The Rashtrakuta kings let Arabs stay in their kingdom and practice and preach Islam.
Economic
Unlike the Romans, the Arabs settled permanently on the western coast particularly in the Malabar and Konkan region. Thus the Mopilahs are descendants of such settlers. This led to a fusion with local culture and each settling group acquired some customs of the local communities it had close interactions with. Thus there is a difference between the Islam practiced by the Mopilahs of Malabar, the Navayats of Konkan, Khojas and Bohras of Gujarat. In the 7th century, Arab armies invaded Persia and thus some Parsee settlers too came to west coast.
The Rashtrakuta kings had good trade relations with Arabs and even let them settle in their kingdom and practice and preach Islam. They used to import horses from Arabia via Gujarat. Other items of export were pepper and spices along with textiles.

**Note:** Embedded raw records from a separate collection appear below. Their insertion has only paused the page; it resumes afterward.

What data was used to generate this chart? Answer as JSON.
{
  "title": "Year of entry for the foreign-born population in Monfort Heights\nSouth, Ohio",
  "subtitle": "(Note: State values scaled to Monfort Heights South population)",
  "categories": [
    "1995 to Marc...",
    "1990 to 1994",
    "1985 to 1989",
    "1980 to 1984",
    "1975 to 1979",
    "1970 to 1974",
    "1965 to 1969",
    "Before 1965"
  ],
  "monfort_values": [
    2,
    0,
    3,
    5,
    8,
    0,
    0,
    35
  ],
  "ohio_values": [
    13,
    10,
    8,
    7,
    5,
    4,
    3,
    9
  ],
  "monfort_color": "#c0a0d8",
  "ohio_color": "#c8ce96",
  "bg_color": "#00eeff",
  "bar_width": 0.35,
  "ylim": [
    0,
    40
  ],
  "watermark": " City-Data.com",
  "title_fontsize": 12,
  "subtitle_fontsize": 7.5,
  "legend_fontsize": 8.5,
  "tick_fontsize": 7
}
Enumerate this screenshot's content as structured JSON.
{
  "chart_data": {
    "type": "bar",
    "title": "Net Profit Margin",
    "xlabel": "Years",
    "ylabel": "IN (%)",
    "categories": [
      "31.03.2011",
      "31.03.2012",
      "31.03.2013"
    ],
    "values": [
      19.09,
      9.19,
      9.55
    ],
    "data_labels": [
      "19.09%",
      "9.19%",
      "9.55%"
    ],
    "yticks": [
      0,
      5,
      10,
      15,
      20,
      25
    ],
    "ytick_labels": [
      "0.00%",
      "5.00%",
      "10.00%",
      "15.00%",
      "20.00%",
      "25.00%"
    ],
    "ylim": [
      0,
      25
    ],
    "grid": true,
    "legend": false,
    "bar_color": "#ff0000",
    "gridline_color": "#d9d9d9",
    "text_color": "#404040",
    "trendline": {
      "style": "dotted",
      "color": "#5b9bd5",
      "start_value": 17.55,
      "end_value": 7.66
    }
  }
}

The Pratihara kings also used to import horses from Arabia. The loss of Gujarat meant that they could not replenish the horses for their cavalry which was the mainstay of their army. Other items of export were pepper and spices along with textiles.
Mughals :- The trade relations increased due to growth of 3 empires - Ottoman, Safavid and Mughal. Surat became a major port mainly because of increased Haj traffic, textile production i its hinterland and development of Yemen as a major port.